Budget cuts 'threaten 60,000 police jobs'
Budget cuts in the police service in England and Wales could lead to 60,000 police officer and civilian posts being axed by 2015, a study suggests.
That "worst-case" scenario represents about 25% of the total, with civilian posts probably hardest hit, says the report for Police Review magazine.
Policing Minister Nick Herbert said the study was "all based on assumptions".
"What we are saying is we will do everything we can to help the police protect the front line," he said.
Mr Herbert added that while police forces would have to make savings, the exact figures would not be known until the end of the year, following the conclusion of the government's Comprehensive Spending Review.
He said there were ways in which police forces could save money, such as combining their procurement work and allowing police officers to cut down on their paperwork.
The study, which was conducted by former Gloucestershire Chief Constable Tim Brain, adds that if adjustments are made for inflation and growth, cuts might fall to between 11,500 and 17,000 jobs.
His report is the first detailed analysis of how cuts in Home Office grants and local authority funding could affect the police.
Using public spending projections from the Institute for Fiscal Studies, Mr Brain estimates that in the worst-case scenario, 60,000 full-time police officer, civilian staff and community support officer posts would go by 2015.
Mr Brain, who used to speak on police finance issues for the Association of Chief Police Officers (Acpo), said police forces that relied more on government grants than council funding would be worst affected.
He said: "Probably forces would try and keep the number of police officers up, but that means you've got to lose more civilian staff - a lot more - because by and large the civilian staff cost less than police officers.
"Of course, it's important to emphasis that they don't do the kind of work that police officers do. They are contracted to do specific jobs that are largely but not exclusively non-operational."
However, he added that large-scale cuts would soon be noticed by the public.
"When I joined the police service back in 1978, it was largely a response-orientated service. We could do some investigation, we could do some proactive patrol, but we largely responded," he said.
"In the last few years we've got used to seeing neighbourhood policing teams. We've got used to seeing officers in our localities, doing the kind of things that are important to local people.
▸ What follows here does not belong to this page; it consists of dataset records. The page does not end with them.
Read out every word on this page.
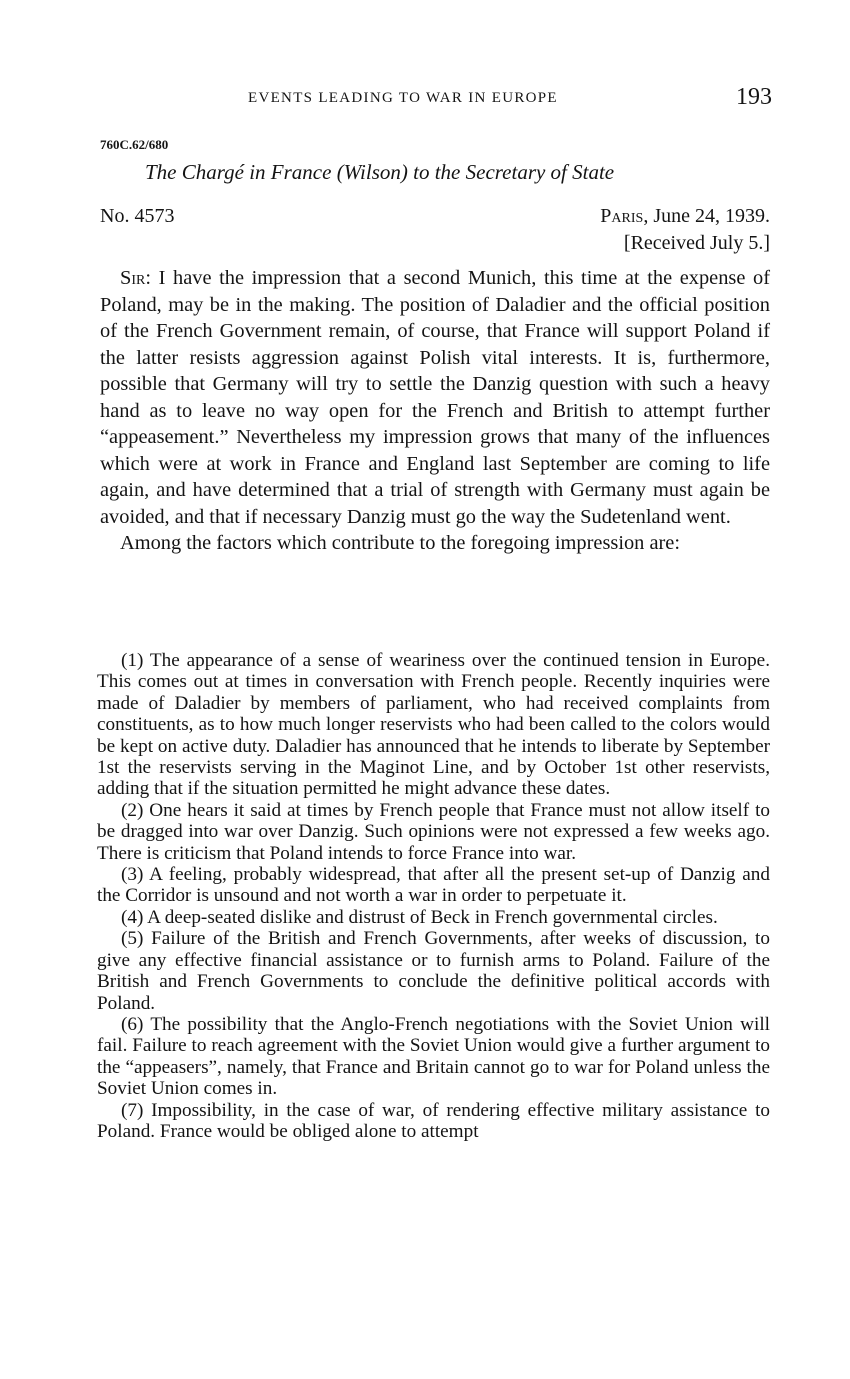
EVENTS LEADING TO WAR IN EUROPE	193
760C.62/680
The Chargé in France (Wilson) to the Secretary of State
No. 4573	Paris, June 24, 1939.
[Received July 5.]

Sir: I have the impression that a second Munich, this time at the expense of Poland, may be in the making. The position of Daladier and the official position of the French Government remain, of course, that France will support Poland if the latter resists aggression against Polish vital interests. It is, furthermore, possible that Germany will try to settle the Danzig question with such a heavy hand as to leave no way open for the French and British to attempt further “appeasement.” Nevertheless my impression grows that many of the influences which were at work in France and England last September are coming to life again, and have determined that a trial of strength with Germany must again be avoided, and that if necessary Danzig must go the way the Sudetenland went.

Among the factors which contribute to the foregoing impression are:

(1) The appearance of a sense of weariness over the continued tension in Europe. This comes out at times in conversation with French people. Recently inquiries were made of Daladier by members of parliament, who had received complaints from constituents, as to how much longer reservists who had been called to the colors would be kept on active duty. Daladier has announced that he intends to liberate by September 1st the reservists serving in the Maginot Line, and by October 1st other reservists, adding that if the situation permitted he might advance these dates.

(2) One hears it said at times by French people that France must not allow itself to be dragged into war over Danzig. Such opinions were not expressed a few weeks ago. There is criticism that Poland intends to force France into war.

(3) A feeling, probably widespread, that after all the present set-up of Danzig and the Corridor is unsound and not worth a war in order to perpetuate it.

(4) A deep-seated dislike and distrust of Beck in French governmental circles.

(5) Failure of the British and French Governments, after weeks of discussion, to give any effective financial assistance or to furnish arms to Poland. Failure of the British and French Governments to conclude the definitive political accords with Poland.

(6) The possibility that the Anglo-French negotiations with the Soviet Union will fail. Failure to reach agreement with the Soviet Union would give a further argument to the “appeasers”, namely, that France and Britain cannot go to war for Poland unless the Soviet Union comes in.

(7) Impossibility, in the case of war, of rendering effective military assistance to Poland. France would be obliged alone to attempt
Now that's the bit of the service that has expanded most recently.
"If we start to lose that, people would notice it very quickly; it would be back to largely a response-orientated police service, very different from the one that we've begun to enjoy and experience in recent years."
Home Secretary Theresa May told the Commons home affairs committee that the projected cuts in police numbers were "entirely speculative".
"I don't think it is helpful to speculate or comment on that speculation," she said.
"I believe that there are costs that can be driven out of police forces. I believe there are savings that can be made that will not affect front-line services."
Last month, she said police availability for front-line duties should increase even as budgets contracted, but Mr Brain said it was "difficult" to see how front-line policing could be protected.
A Home Office spokesman said: "The government's priority is to cut the budget deficit and the police will have to bear a fair share of the burden. The level of future police funding will be set as part of the Spending Review. Front-line services will always be what matter most to the public. Our aim is to cut bureaucracy so that police can spend more time on the beat."
Meanwhile, a senior Labour MP has warned the government that if it goes ahead with big cuts in spending on the police, there would be "conflict" with officers.
Keith Vaz, who chairs the Commons home affairs committee, told MPs ministers should not assume officers would accept the job losses that must follow.
"If the comprehensive spending review does cut the police budget by 25%, and Acpo has said this means 20,000 less police officers, then we will see a conflict between the government and police force, because I do not believe they will remain silent," he said.
He also said the government should have ringfenced the Home Office budget.
"I understand we have to preserve the budgets of the NHS and education, but I think as far as law and order is concerned, the coalition government will regret the fact that it did not work harder to keep the budget of the Home Office intact.
"Why? Because this is a key priority for every single member of this House through the prism of the local constituency. And we know that the demand from local people is more doctors and nurses, better schools and more police officers."